Giant Waterfall Ring Toss

An art gallery in Los Angeles wanted something as an attraction due to the pandemic, so I salvaged a 55" display, built an enclosure, and installed it in the upper glass portion of the door frame of the art gallery, and people could play the classic "Waterfall Ring Toss" game by mashing a great big button.

Remote Control Cat Toy

I built a web browser controlled remote cat toy with one of those feathers on a wand controlled by a number of servos. And also added a laser point option too. Then had a bunch of web cams live stream the adoptable cats in the shelter. And people could donate a $1 to "play the arcade game" with cats that would get unlocked as people contributed more money.

Planetarium

I built a 12 foot wide classic planetarium driven by a raspberry pi and a lot of really strong high torque servos for a science museum exhibit.
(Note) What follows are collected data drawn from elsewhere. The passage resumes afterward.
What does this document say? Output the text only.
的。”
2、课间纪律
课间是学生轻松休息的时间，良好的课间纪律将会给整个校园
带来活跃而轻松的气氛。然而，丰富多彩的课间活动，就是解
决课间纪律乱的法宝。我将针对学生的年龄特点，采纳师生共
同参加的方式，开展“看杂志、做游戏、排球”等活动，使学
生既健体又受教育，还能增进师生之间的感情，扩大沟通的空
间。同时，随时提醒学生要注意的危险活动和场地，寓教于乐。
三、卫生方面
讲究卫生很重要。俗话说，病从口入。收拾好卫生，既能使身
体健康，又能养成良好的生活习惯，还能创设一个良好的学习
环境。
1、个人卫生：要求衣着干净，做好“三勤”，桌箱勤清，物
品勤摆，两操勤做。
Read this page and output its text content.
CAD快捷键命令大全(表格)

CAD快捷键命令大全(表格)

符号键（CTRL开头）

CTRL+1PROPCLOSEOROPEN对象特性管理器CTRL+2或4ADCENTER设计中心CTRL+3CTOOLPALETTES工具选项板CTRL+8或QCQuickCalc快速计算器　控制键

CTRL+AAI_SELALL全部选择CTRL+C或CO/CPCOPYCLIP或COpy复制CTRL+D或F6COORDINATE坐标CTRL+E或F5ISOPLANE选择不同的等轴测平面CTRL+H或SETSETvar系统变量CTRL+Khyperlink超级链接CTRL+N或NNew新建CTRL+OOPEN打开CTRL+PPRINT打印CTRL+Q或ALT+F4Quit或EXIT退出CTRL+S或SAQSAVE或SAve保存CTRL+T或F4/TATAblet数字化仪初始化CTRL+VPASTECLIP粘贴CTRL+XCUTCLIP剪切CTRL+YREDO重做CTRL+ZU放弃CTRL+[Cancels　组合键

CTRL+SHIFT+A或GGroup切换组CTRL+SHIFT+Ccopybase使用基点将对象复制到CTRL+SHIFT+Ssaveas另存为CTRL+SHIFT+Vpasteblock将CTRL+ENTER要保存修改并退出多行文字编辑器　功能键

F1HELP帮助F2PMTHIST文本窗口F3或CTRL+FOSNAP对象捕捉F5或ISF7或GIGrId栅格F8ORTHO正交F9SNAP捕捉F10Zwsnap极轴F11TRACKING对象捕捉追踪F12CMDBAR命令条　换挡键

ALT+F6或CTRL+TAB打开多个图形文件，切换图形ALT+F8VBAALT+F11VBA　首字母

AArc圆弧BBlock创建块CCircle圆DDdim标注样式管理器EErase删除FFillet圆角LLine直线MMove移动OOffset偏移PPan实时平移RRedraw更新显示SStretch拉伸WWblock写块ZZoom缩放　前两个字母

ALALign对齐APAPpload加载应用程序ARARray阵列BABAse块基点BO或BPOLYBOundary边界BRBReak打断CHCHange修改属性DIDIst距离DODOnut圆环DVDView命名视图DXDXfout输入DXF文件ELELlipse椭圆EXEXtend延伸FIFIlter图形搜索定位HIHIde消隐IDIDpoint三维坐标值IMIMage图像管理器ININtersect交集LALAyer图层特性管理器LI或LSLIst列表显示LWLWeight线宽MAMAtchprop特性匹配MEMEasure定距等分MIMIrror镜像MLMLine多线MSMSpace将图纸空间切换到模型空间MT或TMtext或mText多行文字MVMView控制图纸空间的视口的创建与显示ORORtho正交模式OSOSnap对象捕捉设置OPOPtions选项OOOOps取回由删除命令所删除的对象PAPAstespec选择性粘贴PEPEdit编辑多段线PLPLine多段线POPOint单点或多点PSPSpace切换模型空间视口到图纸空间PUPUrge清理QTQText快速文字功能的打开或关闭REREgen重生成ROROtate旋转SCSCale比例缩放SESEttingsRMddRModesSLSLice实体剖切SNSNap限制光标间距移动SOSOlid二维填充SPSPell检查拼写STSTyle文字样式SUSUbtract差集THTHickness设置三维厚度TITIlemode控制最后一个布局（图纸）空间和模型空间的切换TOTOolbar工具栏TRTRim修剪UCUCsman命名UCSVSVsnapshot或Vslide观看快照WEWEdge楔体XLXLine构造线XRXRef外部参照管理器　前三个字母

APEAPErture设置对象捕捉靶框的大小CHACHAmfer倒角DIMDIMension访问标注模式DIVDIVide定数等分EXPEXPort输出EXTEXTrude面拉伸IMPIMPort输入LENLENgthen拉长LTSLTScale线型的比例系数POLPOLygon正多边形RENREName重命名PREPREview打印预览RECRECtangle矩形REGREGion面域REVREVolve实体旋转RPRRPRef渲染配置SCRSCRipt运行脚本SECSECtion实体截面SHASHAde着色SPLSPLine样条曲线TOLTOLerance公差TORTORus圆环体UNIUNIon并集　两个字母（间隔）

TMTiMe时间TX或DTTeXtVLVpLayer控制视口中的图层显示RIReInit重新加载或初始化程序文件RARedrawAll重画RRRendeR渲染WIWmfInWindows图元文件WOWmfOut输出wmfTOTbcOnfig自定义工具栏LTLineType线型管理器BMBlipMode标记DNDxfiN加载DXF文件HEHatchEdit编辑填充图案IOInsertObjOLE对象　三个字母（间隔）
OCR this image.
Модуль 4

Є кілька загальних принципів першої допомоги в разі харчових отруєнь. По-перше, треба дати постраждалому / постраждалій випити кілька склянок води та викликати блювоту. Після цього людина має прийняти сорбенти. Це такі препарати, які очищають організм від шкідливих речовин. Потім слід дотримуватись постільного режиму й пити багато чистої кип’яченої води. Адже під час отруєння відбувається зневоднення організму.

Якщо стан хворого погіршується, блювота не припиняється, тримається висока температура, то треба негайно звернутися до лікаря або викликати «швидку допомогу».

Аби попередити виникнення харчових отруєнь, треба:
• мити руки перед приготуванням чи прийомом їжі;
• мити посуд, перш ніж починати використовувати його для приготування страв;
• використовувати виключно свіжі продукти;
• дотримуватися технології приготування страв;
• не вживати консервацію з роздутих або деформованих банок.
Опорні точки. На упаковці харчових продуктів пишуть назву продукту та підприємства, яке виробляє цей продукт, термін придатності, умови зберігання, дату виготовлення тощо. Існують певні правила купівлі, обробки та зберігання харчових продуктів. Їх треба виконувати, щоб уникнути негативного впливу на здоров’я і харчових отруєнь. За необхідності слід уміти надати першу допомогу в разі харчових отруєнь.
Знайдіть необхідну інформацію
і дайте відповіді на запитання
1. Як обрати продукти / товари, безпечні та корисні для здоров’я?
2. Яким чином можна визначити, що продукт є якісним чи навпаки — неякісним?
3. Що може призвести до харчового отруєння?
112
Kids could use a jog shuttle dial to rotate the planetary orbits.

The Matrix Camera Capture Rig

I built a cheap camera capture rig for a science museum that works like the Bullet Time rigs, but this was done with cheap point & shoot SONY cameras. Patrons sit on a couch, or pose in a movie set, and the capture rig takes a snapshot, puts a video on the monitor for them that orbits the subjects.

Digital Sandbox RTS

A box of physical "wet sand" that you could play in, that projected an image from three overhead projectors, and you controlled a small army you could send into combat against other people playing in the sandbox. Kind of like a simple Populous game. That was on display at one of the Los Angeles kids science museums for a few years.